The past year, however, has seen Murphy concentrate on what's become his main thing: LCD Soundsystem. It's a solo project, in essence (though live, they're a fearsomely heavy six-piece band), and one which drags you on a trip through Murphy's head, full of caustic humour, primal rhythms and clattering, demented funk.

LCD's first single was Losing My Edge, a ragged eight minutes of dancefloor-slaying funk in which Murphy satirised the superior, sneering tendencies of jaded hipsters everywhere, though with enough affection to let you know that he was taking pot shots at himself more than anyone else.

LCD Soundsystem's eponymous debut album, released in January, took things further. All of Losing My Edge's constituent elements are there, but there are also moments where Murphy echoes The Beatles, Brian Eno, The Fall and New Order.

It's punk as it should be, in that it cares not for history's divisions.

Back in 1989, on Nirvana's debut album, there's a song called School. A rabid dirge, it climaxes with Kurt Cobain howling, "you're in high school again" over and over, sick to death of the popularity contest that was his local punk rock scene. It's a sentiment all too familiar to Murphy. His current band might be a thundering, dancefloor-friendly beast, but like all things LCD, things aren't that simple.

Murphy grew up in the New Jersey suburbs, and started playing music when he was 14. He spent most of his 20s in two bands, first Pony and then Speedking, slogging around the underground American circuit that was built up through the 1980s. "Pony had been pretty successful, " he says.

"We were always supposed to get somewhere. Any minute now, [we would be] the next big band from New York. But we just hated each other so much." His next band Speedking didn't fare much better, imploding in 1997.

"We were quite good at what we were doing, but what we were doing was dated and silly. The bands we played with, like Six Finger Satellite, were so superior that it was humiliating. Plus, we made these selfdestructive decisions like 'We're never gonna put an album out, ' out of overarching punk rock ideals. I got it out of my system, thankfully."

Punk, he says, used to be an optimistic thing. "You could listen to Jonathan Richman and the Violent Femmes and Big Black and Neu! And it was all punk rock as long as it wasn't mainstream rock."

But in the 1990s, when he actually got his chance to be in punk rock bands, it was like being back at home. "There were cool kids and loser kids and rules and power games. You had to record a certain way with a certain producer for a certain label . . . even drive a certain van. It just wore me out."

The rules and the declarations of hip never disappear, either; they're just passed on to the next set of anointed bands, something that the song Movement, on their debut album, nails perfectly. Over a vicious guitar assault, Murphy takes to task the wave of garage rock bands that seemed all-pervasive three or four years ago. "It's a movement without the bother of having any meaning. You know, a journalistic movement that announces 'Rock is back! The guitar is back!' Woo-hoo.

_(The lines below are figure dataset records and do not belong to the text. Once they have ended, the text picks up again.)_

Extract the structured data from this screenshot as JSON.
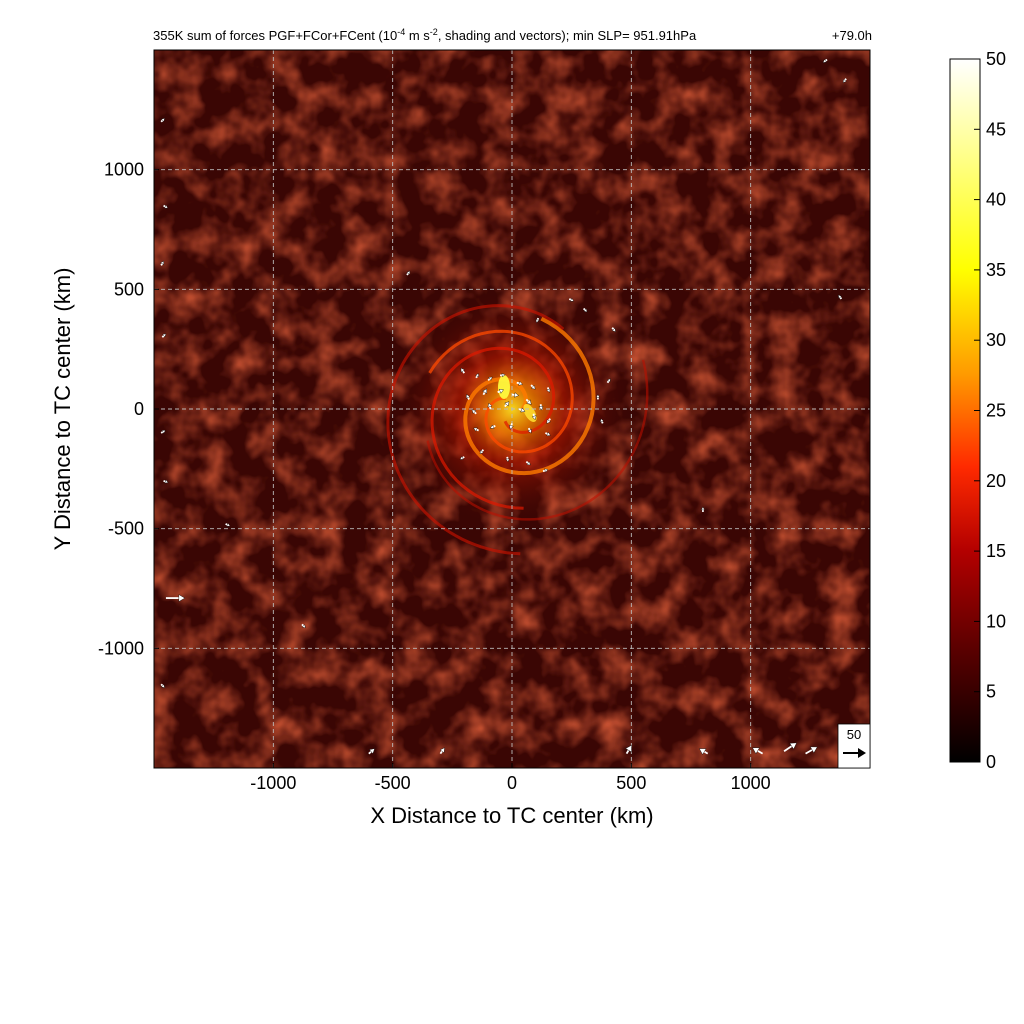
{
  "chart_data": {
    "type": "heatmap",
    "title": "355K sum of forces PGF+FCor+FCent (10",
    "title_exp1": "-4",
    "title_mid": " m s",
    "title_exp2": "-2",
    "title_end": ", shading and vectors); min SLP= 951.91hPa",
    "time_label": "+79.0h",
    "xlabel": "X Distance to TC center (km)",
    "ylabel": "Y Distance to TC center (km)",
    "xlim": [
      -1500,
      1500
    ],
    "ylim": [
      -1500,
      1500
    ],
    "x_ticks": [
      -1000,
      -500,
      0,
      500,
      1000
    ],
    "y_ticks": [
      1000,
      500,
      0,
      -500,
      -1000
    ],
    "grid": true,
    "colorbar": {
      "min": 0,
      "max": 50,
      "ticks": [
        50,
        45,
        40,
        35,
        30,
        25,
        20,
        15,
        10,
        5,
        0
      ],
      "colormap": [
        "#000000",
        "#5a0000",
        "#b30000",
        "#ff2a00",
        "#ff9900",
        "#ffff00",
        "#ffffff"
      ]
    },
    "reference_vector": {
      "label": "50",
      "value": 50
    },
    "background_color": "#3a0604",
    "peak_color": "#ffff40",
    "vectors": [
      {
        "x": -200,
        "y": 150,
        "u": -8,
        "v": 12
      },
      {
        "x": -150,
        "y": 130,
        "u": 5,
        "v": 10
      },
      {
        "x": -100,
        "y": 120,
        "u": 10,
        "v": 8
      },
      {
        "x": -50,
        "y": 140,
        "u": 12,
        "v": 2
      },
      {
        "x": 20,
        "y": 110,
        "u": 14,
        "v": -4
      },
      {
        "x": 80,
        "y": 100,
        "u": 10,
        "v": -10
      },
      {
        "x": 150,
        "y": 90,
        "u": 4,
        "v": -12
      },
      {
        "x": -180,
        "y": 40,
        "u": -6,
        "v": 12
      },
      {
        "x": -120,
        "y": 60,
        "u": 8,
        "v": 14
      },
      {
        "x": -60,
        "y": 70,
        "u": 14,
        "v": 6
      },
      {
        "x": 0,
        "y": 60,
        "u": 16,
        "v": -2
      },
      {
        "x": 60,
        "y": 40,
        "u": 12,
        "v": -12
      },
      {
        "x": 120,
        "y": 20,
        "u": 2,
        "v": -14
      },
      {
        "x": -150,
        "y": -20,
        "u": -10,
        "v": 10
      },
      {
        "x": -90,
        "y": 0,
        "u": -4,
        "v": 14
      },
      {
        "x": -30,
        "y": 10,
        "u": 10,
        "v": 12
      },
      {
        "x": 30,
        "y": 0,
        "u": 14,
        "v": -6
      },
      {
        "x": 90,
        "y": -20,
        "u": 4,
        "v": -14
      },
      {
        "x": 160,
        "y": -40,
        "u": -8,
        "v": -12
      },
      {
        "x": -140,
        "y": -90,
        "u": -12,
        "v": 6
      },
      {
        "x": -70,
        "y": -70,
        "u": -12,
        "v": -6
      },
      {
        "x": 0,
        "y": -60,
        "u": -4,
        "v": -14
      },
      {
        "x": 70,
        "y": -80,
        "u": 6,
        "v": -12
      },
      {
        "x": 140,
        "y": -100,
        "u": 12,
        "v": -6
      },
      {
        "x": -200,
        "y": -200,
        "u": -10,
        "v": -6
      },
      {
        "x": -120,
        "y": -170,
        "u": -8,
        "v": -10
      },
      {
        "x": -20,
        "y": -200,
        "u": 2,
        "v": -12
      },
      {
        "x": 60,
        "y": -220,
        "u": 10,
        "v": -8
      },
      {
        "x": 130,
        "y": -260,
        "u": 12,
        "v": 4
      },
      {
        "x": 360,
        "y": 40,
        "u": 0,
        "v": 10
      },
      {
        "x": 380,
        "y": -60,
        "u": -4,
        "v": 10
      },
      {
        "x": 400,
        "y": 110,
        "u": 6,
        "v": 8
      },
      {
        "x": 240,
        "y": 460,
        "u": 8,
        "v": -4
      },
      {
        "x": 300,
        "y": 420,
        "u": 6,
        "v": -6
      },
      {
        "x": 420,
        "y": 340,
        "u": 8,
        "v": -10
      },
      {
        "x": 110,
        "y": 380,
        "u": -4,
        "v": -10
      },
      {
        "x": -440,
        "y": 560,
        "u": 6,
        "v": 8
      },
      {
        "x": 800,
        "y": -430,
        "u": 0,
        "v": 10
      },
      {
        "x": -1200,
        "y": -480,
        "u": 8,
        "v": -4
      },
      {
        "x": -880,
        "y": -900,
        "u": 6,
        "v": -6
      },
      {
        "x": 1380,
        "y": 460,
        "u": -6,
        "v": 8
      },
      {
        "x": -1450,
        "y": -790,
        "u": 45,
        "v": 0
      },
      {
        "x": -1470,
        "y": 1200,
        "u": 8,
        "v": 8
      },
      {
        "x": -1460,
        "y": 850,
        "u": 10,
        "v": -6
      },
      {
        "x": -1470,
        "y": 600,
        "u": 6,
        "v": 10
      },
      {
        "x": -1465,
        "y": 300,
        "u": 8,
        "v": 8
      },
      {
        "x": -1470,
        "y": -100,
        "u": 10,
        "v": 6
      },
      {
        "x": -1460,
        "y": -300,
        "u": 10,
        "v": -4
      },
      {
        "x": -1470,
        "y": -1150,
        "u": 8,
        "v": -8
      },
      {
        "x": -600,
        "y": -1440,
        "u": 14,
        "v": 12
      },
      {
        "x": -300,
        "y": -1440,
        "u": 10,
        "v": 14
      },
      {
        "x": 480,
        "y": -1440,
        "u": 12,
        "v": 20
      },
      {
        "x": 820,
        "y": -1440,
        "u": -20,
        "v": 12
      },
      {
        "x": 1050,
        "y": -1440,
        "u": -24,
        "v": 14
      },
      {
        "x": 1140,
        "y": -1430,
        "u": 30,
        "v": 20
      },
      {
        "x": 1230,
        "y": -1440,
        "u": 28,
        "v": 16
      },
      {
        "x": 1320,
        "y": 1460,
        "u": -8,
        "v": -6
      },
      {
        "x": 1400,
        "y": 1380,
        "u": -6,
        "v": -8
      }
    ]
  }
}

But for what? It's f***ing vacuous and the bands are tedious. They all sound like the MC5.

"I get excited about The White Stripes because they're obviously people who are trying to do something of their own. But most bands will never be good because they don't even ask themselves why they were bothering."

Murphy could be talking about his own abortive attempts at being a punk in the 1990s; at least with LCD Soundsystem, he knew exactly why he was bothering before the first inch of tape rolled through the studio mixing desk.